Ganz anders sieht es bei Taschenfederkernmatratzen aus. Hier sind
viele einzelne Federn jeweils in kleinen Taschen verpackt und arbeiten
unabhängig voneinander. Dadurch entsteht deutlich mehr Flexibilität,
was sie grundsätzlich kompatibel mit Motorrahmen macht.

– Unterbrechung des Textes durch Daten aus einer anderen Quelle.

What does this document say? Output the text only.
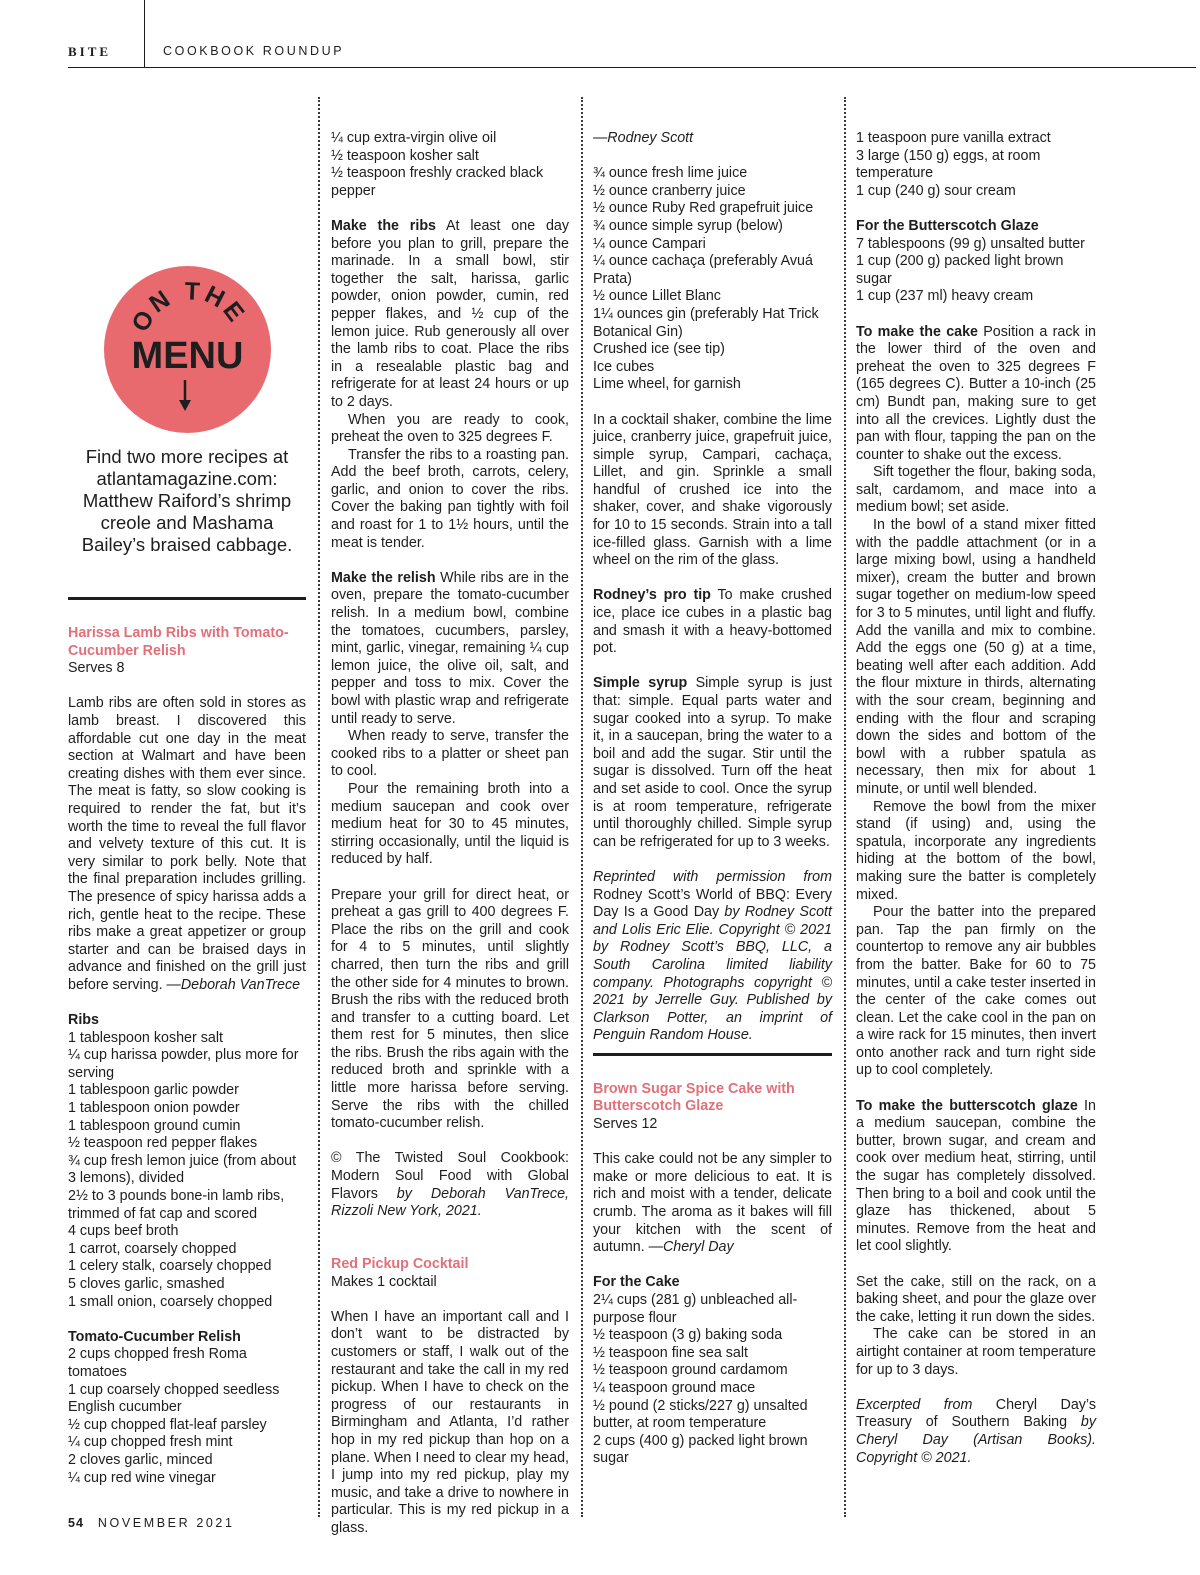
BITE	COOKBOOK ROUNDUP
ON THE
MENU
Find two more recipes at atlantamagazine.com: Matthew Raiford’s shrimp creole and Mashama Bailey’s braised cabbage.
Harissa Lamb Ribs with Tomato-Cucumber Relish
Serves 8

Lamb ribs are often sold in stores as lamb breast. I discovered this affordable cut one day in the meat section at Walmart and have been creating dishes with them ever since. The meat is fatty, so slow cooking is required to render the fat, but it’s worth the time to reveal the full flavor and velvety texture of this cut. It is very similar to pork belly. Note that the final preparation includes grilling. The presence of spicy harissa adds a rich, gentle heat to the recipe. These ribs make a great appetizer or group starter and can be braised days in advance and finished on the grill just before serving. —Deborah VanTrece

Ribs
1 tablespoon kosher salt
¼ cup harissa powder, plus more for serving
1 tablespoon garlic powder
1 tablespoon onion powder
1 tablespoon ground cumin
½ teaspoon red pepper flakes
¾ cup fresh lemon juice (from about 3 lemons), divided
2½ to 3 pounds bone-in lamb ribs, trimmed of fat cap and scored
4 cups beef broth
1 carrot, coarsely chopped
1 celery stalk, coarsely chopped
5 cloves garlic, smashed
1 small onion, coarsely chopped
Tomato-Cucumber Relish
2 cups chopped fresh Roma tomatoes
1 cup coarsely chopped seedless English cucumber
½ cup chopped flat-leaf parsley
¼ cup chopped fresh mint
2 cloves garlic, minced
¼ cup red wine vinegar
¼ cup extra-virgin olive oil
½ teaspoon kosher salt
½ teaspoon freshly cracked black pepper

Make the ribs At least one day before you plan to grill, prepare the marinade. In a small bowl, stir together the salt, harissa, garlic powder, onion powder, cumin, red pepper flakes, and ½ cup of the lemon juice. Rub generously all over the lamb ribs to coat. Place the ribs in a resealable plastic bag and refrigerate for at least 24 hours or up to 2 days.

When you are ready to cook, preheat the oven to 325 degrees F.

Transfer the ribs to a roasting pan. Add the beef broth, carrots, celery, garlic, and onion to cover the ribs. Cover the baking pan tightly with foil and roast for 1 to 1½ hours, until the meat is tender.

Make the relish While ribs are in the oven, prepare the tomato-cucumber relish. In a medium bowl, combine the tomatoes, cucumbers, parsley, mint, garlic, vinegar, remaining ¼ cup lemon juice, the olive oil, salt, and pepper and toss to mix. Cover the bowl with plastic wrap and refrigerate until ready to serve.

When ready to serve, transfer the cooked ribs to a platter or sheet pan to cool.

Pour the remaining broth into a medium saucepan and cook over medium heat for 30 to 45 minutes, stirring occasionally, until the liquid is reduced by half.

Prepare your grill for direct heat, or preheat a gas grill to 400 degrees F. Place the ribs on the grill and cook for 4 to 5 minutes, until slightly charred, then turn the ribs and grill the other side for 4 minutes to brown. Brush the ribs with the reduced broth and transfer to a cutting board. Let them rest for 5 minutes, then slice the ribs. Brush the ribs again with the reduced broth and sprinkle with a little more harissa before serving. Serve the ribs with the chilled tomato-cucumber relish.

© The Twisted Soul Cookbook: Modern Soul Food with Global Flavors by Deborah VanTrece, Rizzoli New York, 2021.

Red Pickup Cocktail
Makes 1 cocktail

When I have an important call and I don’t want to be distracted by customers or staff, I walk out of the restaurant and take the call in my red pickup. When I have to check on the progress of our restaurants in Birmingham and Atlanta, I’d rather hop in my red pickup than hop on a plane. When I need to clear my head, I jump into my red pickup, play my music, and take a drive to nowhere in particular. This is my red pickup in a glass.

—Rodney Scott

¾ ounce fresh lime juice
½ ounce cranberry juice
½ ounce Ruby Red grapefruit juice
¾ ounce simple syrup (below)
¼ ounce Campari
¼ ounce cachaça (preferably Avuá Prata)
½ ounce Lillet Blanc
1¼ ounces gin (preferably Hat Trick Botanical Gin)
Crushed ice (see tip)
Ice cubes
Lime wheel, for garnish

In a cocktail shaker, combine the lime juice, cranberry juice, grapefruit juice, simple syrup, Campari, cachaça, Lillet, and gin. Sprinkle a small handful of crushed ice into the shaker, cover, and shake vigorously for 10 to 15 seconds. Strain into a tall ice-filled glass. Garnish with a lime wheel on the rim of the glass.

Rodney’s pro tip To make crushed ice, place ice cubes in a plastic bag and smash it with a heavy-bottomed pot.

Simple syrup Simple syrup is just that: simple. Equal parts water and sugar cooked into a syrup. To make it, in a saucepan, bring the water to a boil and add the sugar. Stir until the sugar is dissolved. Turn off the heat and set aside to cool. Once the syrup is at room temperature, refrigerate until thoroughly chilled. Simple syrup can be refrigerated for up to 3 weeks.

Reprinted with permission from Rodney Scott’s World of BBQ: Every Day Is a Good Day by Rodney Scott and Lolis Eric Elie. Copyright © 2021 by Rodney Scott’s BBQ, LLC, a South Carolina limited liability company. Photographs copyright © 2021 by Jerrelle Guy. Published by Clarkson Potter, an imprint of Penguin Random House.

Brown Sugar Spice Cake with Butterscotch Glaze
Serves 12

This cake could not be any simpler to make or more delicious to eat. It is rich and moist with a tender, delicate crumb. The aroma as it bakes will fill your kitchen with the scent of autumn. —Cheryl Day

For the Cake
2¼ cups (281 g) unbleached all-purpose flour
½ teaspoon (3 g) baking soda
½ teaspoon fine sea salt
½ teaspoon ground cardamom
¼ teaspoon ground mace
½ pound (2 sticks/227 g) unsalted butter, at room temperature
2 cups (400 g) packed light brown sugar
1 teaspoon pure vanilla extract
3 large (150 g) eggs, at room temperature
1 cup (240 g) sour cream
For the Butterscotch Glaze
7 tablespoons (99 g) unsalted butter
1 cup (200 g) packed light brown sugar
1 cup (237 ml) heavy cream

To make the cake Position a rack in the lower third of the oven and preheat the oven to 325 degrees F (165 degrees C). Butter a 10-inch (25 cm) Bundt pan, making sure to get into all the crevices. Lightly dust the pan with flour, tapping the pan on the counter to shake out the excess.

Sift together the flour, baking soda, salt, cardamom, and mace into a medium bowl; set aside.

In the bowl of a stand mixer fitted with the paddle attachment (or in a large mixing bowl, using a handheld mixer), cream the butter and brown sugar together on medium-low speed for 3 to 5 minutes, until light and fluffy. Add the vanilla and mix to combine. Add the eggs one (50 g) at a time, beating well after each addition. Add the flour mixture in thirds, alternating with the sour cream, beginning and ending with the flour and scraping down the sides and bottom of the bowl with a rubber spatula as necessary, then mix for about 1 minute, or until well blended.

Remove the bowl from the mixer stand (if using) and, using the spatula, incorporate any ingredients hiding at the bottom of the bowl, making sure the batter is completely mixed.

Pour the batter into the prepared pan. Tap the pan firmly on the countertop to remove any air bubbles from the batter. Bake for 60 to 75 minutes, until a cake tester inserted in the center of the cake comes out clean. Let the cake cool in the pan on a wire rack for 15 minutes, then invert onto another rack and turn right side up to cool completely.

To make the butterscotch glaze In a medium saucepan, combine the butter, brown sugar, and cream and cook over medium heat, stirring, until the sugar has completely dissolved. Then bring to a boil and cook until the glaze has thickened, about 5 minutes. Remove from the heat and let cool slightly.

Set the cake, still on the rack, on a baking sheet, and pour the glaze over the cake, letting it run down the sides.

The cake can be stored in an airtight container at room temperature for up to 3 days.

Excerpted from Cheryl Day’s Treasury of Southern Baking by Cheryl Day (Artisan Books). Copyright © 2021.

54 NOVEMBER 2021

Auch ergonomisch ist der Unterschied relevant. Klassische
Federkernmatratzen sind oft recht fest konstruiert, weil sie sonst schnell
zum
„Hängematten-Erlebnis“
werden
würden.
Taschenfederkernmodelle arbeiten dagegen häufig mit Zonen, um Schulter und
Becken unterschiedlich aufzunehmen. Aber – diese Anpassung
passiert nicht automatisch.
Und genau hier kommt wieder der entscheidende Punkt ins Spiel: der
Unterbau. Egal wie gut die Matratze ist, ohne passende Unterfederung
bleibt das Ergebnis oft mittelmäßig.
Deshalb sind Systeme wie Boxspringbetten kritisch zu sehen. Sie
bieten kaum echte Einstellmöglichkeiten. Und ja – manchmal hilft ein
einfacher Lattenrost mehr als ein schickes Boxspringbett.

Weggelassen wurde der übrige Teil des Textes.